Dans l’imaginaire collectif, une forêt protégée reste un refuge de silence. Pourtant, sous les chants d’oiseaux et le froissement des feuilles, un autre paysage sonore s’impose. Et s’il révélait l’un des angles morts les plus troublants de la crise écologique actuelle ?

Sonosylva écoute les forêts protégées pour révéler leur paysage sonore
Depuis 2024, le projet Sonosylva transforme discrètement des troncs d’arbres en postes d’écoute. Menée par le Muséum national d’Histoire naturelle, l’Office français de la biodiversité et plusieurs partenaires, cette enquête sonore équipe plus d’une centaine de forêts protégées. De petits enregistreurs, presque invisibles, y sont installés.
L’idée a quelque chose de romanesque et de très moderne. Au lieu d’envoyer sans cesse des naturalistes sur le terrain, ces appareils captent une minute de sons tous les quarts d’heure. Ils fonctionnent un jour sur deux, du printemps à l’automne. En une seule saison, cela représente près d’un million de fichiers audio. C’est une mémoire brute de la vie forestière.
Mais Sonosylva ne cherche pas seulement à collectionner des chants d’oiseaux. Le projet mesure aussi la technophonie. Autrement dit, il évalue la part des sons produits par les activités humaines. Il suit aussi la phénologie acoustique des milieux. Une forêt protégée peut donc rester biologiquement riche. Elle peut pourtant être traversée par un grondement venu d’ailleurs.
Même protégées, les forêts subissent un bruit humain loin d’être anodin
Le plus déstabilisant est peut-être là. Le statut de protection ne suffit pas à bâtir une cloche de verre autour d’un massif forestier. Un avion, une route ou un chantier lointain suffisent parfois. Même un trafic régulier peut déposer dans l’air une pollution sonore diffuse. Elle redessine alors la carte sensible des lieux.
Ce bruit ne se contente pas d’être désagréable. Il agit comme un voile posé sur les signaux du vivant. Pour beaucoup d’espèces, notamment les oiseaux, les amphibiens ou certains insectes, entendre permet de se reproduire, de se nourrir, d’alerter ou de fuir. Quand ce canal se brouille, la forêt ne devient pas seulement plus bruyante. Elle devient aussi plus difficile à habiter.
Le bruit dérègle la faune sauvage bien avant que la forêt semble abîmée
Les travaux scientifiques accumulés depuis une quinzaine d’années montrent que le bruit d’origine humaine peut modifier le comportement animal, bien au-delà des villes. Des études de référence, publiées dans Science ou PNAS, l’ont déjà montré. Le bruit peut masquer les signaux utiles, accroître le stress physiologique et déplacer certaines espèces. Même des zones favorables peuvent alors être évitées.
Ce déplacement a des conséquences en cascade. Des oiseaux changent leurs horaires de chant. Certains prédateurs chassent moins bien. D’autres espèces évitent des secteurs entiers à cause d’un fond sonore trop instable. La forêt semble intacte à l’œil nu, mais son fonctionnement intime se dérègle. La biodiversité visible peut alors masquer une biodiversité fragilisée.
C’est précisément ce qui rend l’écoacoustique fascinante. En écoutant la part de biophonie, de géophonie et de technophonie, les chercheurs ne documentent pas seulement des présences animales. Ils repèrent aussi des déséquilibres invisibles. Ce sont des moments où la forêt tient encore debout, mais perd peu à peu une part de sa conversation naturelle.
La pollution sonore perturbe aussi les plantes et les liens du vivant
La partie la plus surprenante concerne peut-être les végétaux.

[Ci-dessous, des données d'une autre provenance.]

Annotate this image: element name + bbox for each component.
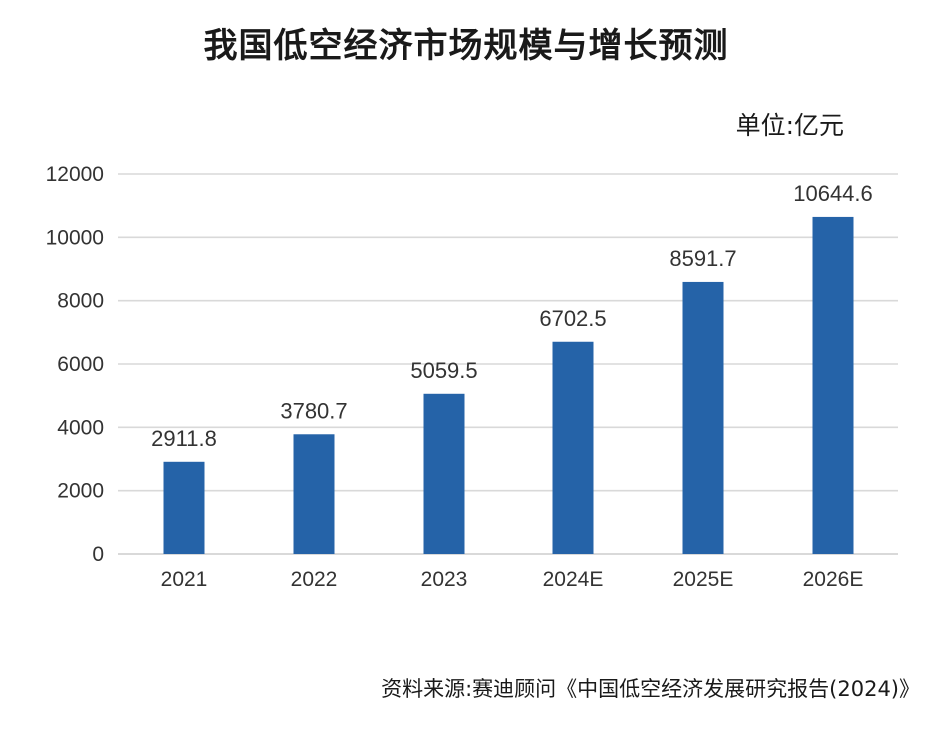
y-tick-label: 0 [92, 543, 104, 566]
unit-label: 单位:亿元 [735, 111, 844, 140]
grid-lines [118, 173, 898, 555]
data-label: 2911.8 [151, 426, 217, 451]
y-tick-label: 4000 [57, 416, 104, 439]
y-tick-label: 10000 [46, 226, 104, 249]
bar-2022 [293, 434, 335, 554]
data-label: 5059.5 [410, 358, 477, 383]
bar-2024e [552, 341, 594, 554]
y-tick-label: 2000 [57, 480, 104, 503]
y-tick-label: 12000 [46, 163, 104, 186]
y-axis-ticks: 0 2000 4000 6000 8000 10000 12000 [46, 163, 104, 566]
bar-2021 [163, 461, 205, 554]
chart-title: 我国低空经济市场规模与增长预测 [203, 26, 729, 66]
data-labels: 2911.8 3780.7 5059.5 6702.5 8591.7 10644.6 [151, 181, 873, 451]
x-axis-ticks: 2021 2022 2023 2024E 2025E 2026E [161, 568, 864, 591]
bar-2026e [812, 216, 854, 554]
data-label: 3780.7 [280, 398, 347, 423]
y-tick-label: 8000 [57, 290, 104, 313]
x-tick-label: 2025E [673, 568, 734, 591]
x-tick-label: 2026E [803, 568, 864, 591]
x-tick-label: 2021 [161, 568, 208, 591]
data-label: 8591.7 [669, 246, 736, 271]
bar-2023 [423, 393, 465, 554]
x-tick-label: 2024E [543, 568, 604, 591]
bar-2025e [682, 281, 724, 554]
data-label: 6702.5 [539, 306, 606, 331]
y-tick-label: 6000 [57, 353, 104, 376]
bars [163, 216, 854, 554]
x-tick-label: 2023 [421, 568, 468, 591]
source-label: 资料来源:赛迪顾问《中国低空经济发展研究报告(2024)》 [381, 677, 920, 701]
data-label: 10644.6 [793, 181, 873, 206]
x-tick-label: 2022 [291, 568, 338, 591]
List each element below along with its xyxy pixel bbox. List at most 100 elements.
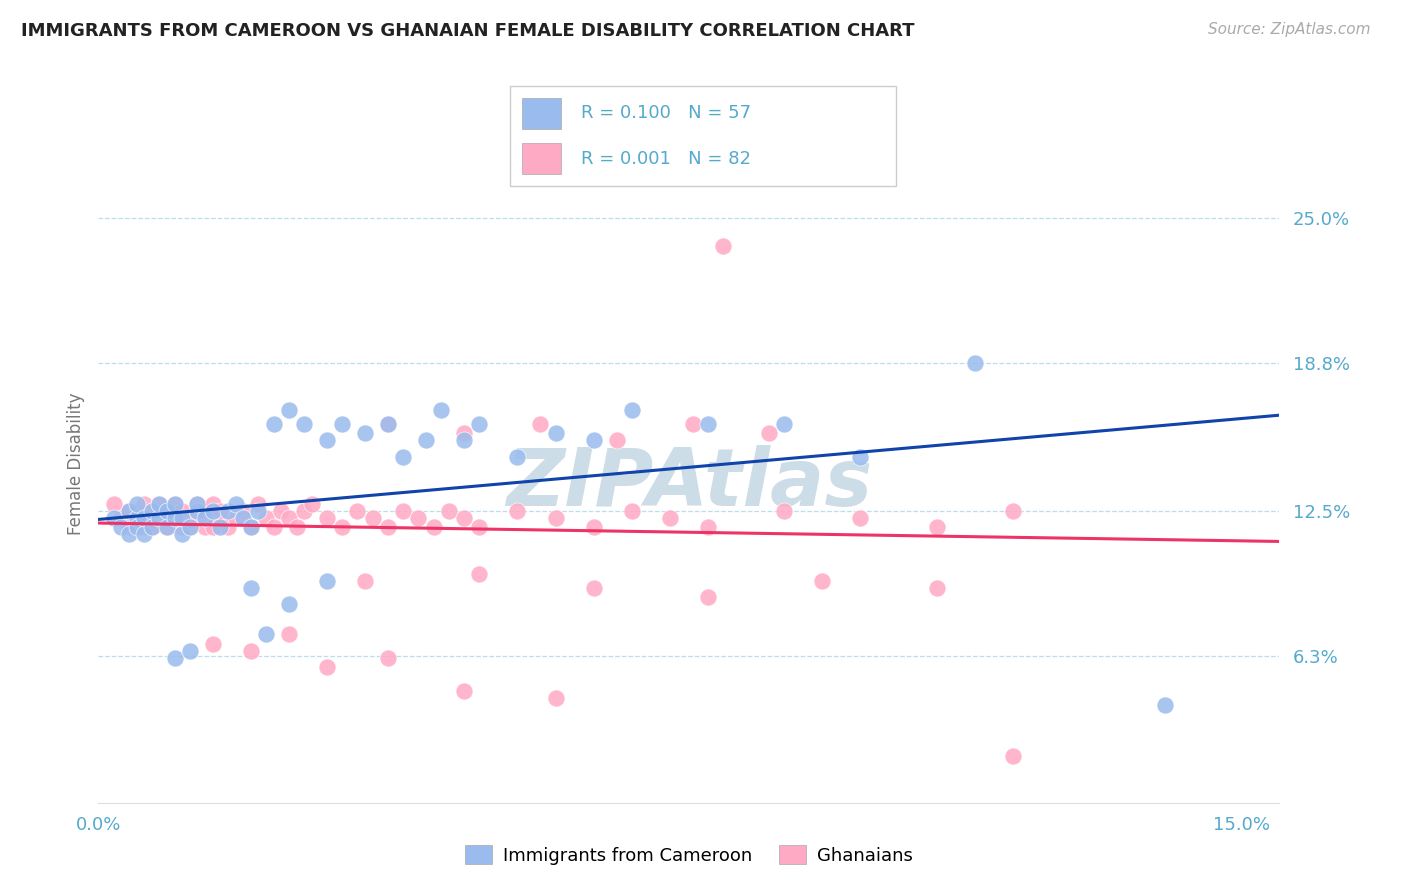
Text: Source: ZipAtlas.com: Source: ZipAtlas.com xyxy=(1208,22,1371,37)
Point xyxy=(277,597,299,611)
Point xyxy=(330,520,353,534)
Point xyxy=(263,417,285,431)
Point xyxy=(361,510,384,524)
Point xyxy=(925,520,948,534)
Point xyxy=(263,520,285,534)
Point xyxy=(194,510,217,524)
Point xyxy=(270,503,292,517)
Point xyxy=(179,520,201,534)
Point xyxy=(430,403,453,417)
Point xyxy=(163,651,186,665)
Point xyxy=(163,510,186,524)
Point xyxy=(316,510,339,524)
Y-axis label: Female Disability: Female Disability xyxy=(66,392,84,535)
Point xyxy=(963,356,986,370)
Bar xyxy=(522,144,561,174)
Point xyxy=(141,520,163,534)
Point xyxy=(1001,749,1024,764)
Point xyxy=(506,450,529,464)
Point xyxy=(408,510,430,524)
Point xyxy=(506,503,529,517)
Point xyxy=(125,510,148,524)
Point xyxy=(697,520,720,534)
Point xyxy=(141,503,163,517)
Bar xyxy=(522,98,561,128)
Point xyxy=(277,510,299,524)
Point xyxy=(201,497,224,511)
Point xyxy=(606,434,628,448)
Point xyxy=(468,417,491,431)
Text: R = 0.001   N = 82: R = 0.001 N = 82 xyxy=(581,150,751,168)
Point xyxy=(172,520,194,534)
Point xyxy=(316,660,339,674)
Point xyxy=(811,574,834,588)
Point xyxy=(186,503,208,517)
Point xyxy=(330,417,353,431)
Point xyxy=(179,520,201,534)
Point xyxy=(277,627,299,641)
Point xyxy=(277,403,299,417)
Point xyxy=(697,590,720,604)
Text: IMMIGRANTS FROM CAMEROON VS GHANAIAN FEMALE DISABILITY CORRELATION CHART: IMMIGRANTS FROM CAMEROON VS GHANAIAN FEM… xyxy=(21,22,914,40)
Point xyxy=(103,510,125,524)
Point xyxy=(118,527,141,541)
Point xyxy=(377,520,399,534)
Point xyxy=(392,450,415,464)
Point xyxy=(1001,503,1024,517)
Point xyxy=(354,426,377,441)
Point xyxy=(110,510,132,524)
Point xyxy=(544,510,567,524)
Point xyxy=(354,574,377,588)
Point xyxy=(437,503,460,517)
Point xyxy=(239,520,262,534)
Point xyxy=(194,520,217,534)
Point xyxy=(254,627,277,641)
Point xyxy=(209,510,232,524)
Point xyxy=(301,497,323,511)
Point xyxy=(110,520,132,534)
Point xyxy=(292,417,315,431)
Point xyxy=(148,510,170,524)
Point xyxy=(658,510,681,524)
Point xyxy=(201,503,224,517)
Point xyxy=(209,503,232,517)
Point xyxy=(544,690,567,705)
Point xyxy=(141,520,163,534)
Point xyxy=(125,520,148,534)
Point xyxy=(285,520,308,534)
Point xyxy=(125,503,148,517)
Point xyxy=(422,520,444,534)
Point xyxy=(582,581,605,595)
Point xyxy=(179,510,201,524)
Point xyxy=(682,417,704,431)
Point xyxy=(156,503,179,517)
Text: R = 0.100   N = 57: R = 0.100 N = 57 xyxy=(581,104,751,122)
Point xyxy=(148,510,170,524)
Point xyxy=(118,520,141,534)
Point xyxy=(415,434,437,448)
Point xyxy=(172,503,194,517)
Point xyxy=(239,520,262,534)
Point xyxy=(179,644,201,658)
Point xyxy=(225,510,247,524)
Point xyxy=(582,520,605,534)
Point xyxy=(316,434,339,448)
Point xyxy=(217,520,239,534)
Point xyxy=(377,417,399,431)
Legend: Immigrants from Cameroon, Ghanaians: Immigrants from Cameroon, Ghanaians xyxy=(458,838,920,871)
Point xyxy=(156,520,179,534)
Point xyxy=(544,426,567,441)
Point xyxy=(163,497,186,511)
Point xyxy=(849,450,872,464)
Point xyxy=(201,637,224,651)
Point xyxy=(172,510,194,524)
Point xyxy=(118,503,141,517)
Point xyxy=(125,510,148,524)
Point xyxy=(156,520,179,534)
Point xyxy=(186,510,208,524)
Point xyxy=(346,503,368,517)
Point xyxy=(292,503,315,517)
Point xyxy=(453,683,475,698)
Point xyxy=(163,497,186,511)
Point xyxy=(529,417,551,431)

Les plantes n’entendent pas comme des animaux, mais la recherche récente suggère qu’elles réagissent aux vibrations et à certains signaux mécaniques. Des travaux publiés en 2025 et 2026 explorent l’effet possible des bruits anthropiques sur la croissance, la floraison ou certaines réponses physiologiques.
L’effet le plus solide, pour l’instant, reste souvent indirect. Quand le bruit perturbe les pollinisateurs, les disperseurs de graines ou les herbivores, les plantes encaissent aussi le choc. Une forêt bruyante peut donc voir se modifier la reproduction végétale. Elle peut aussi fragiliser les services écologiques qui maintiennent sa diversité.
Longtemps, la pollution sonore a été pensée comme un problème surtout humain. Elle était liée au sommeil, à la santé ou au confort. Sonosylva montre pourtant qu’elle agit aussi comme un stress écologique. Elle peut altérer un habitat sans abattre un seul arbre. À mesure que progresse cette écoute du vivant, une autre idée s’impose. Protéger une forêt, c’est peut-être aussi défendre sa qualité acoustique.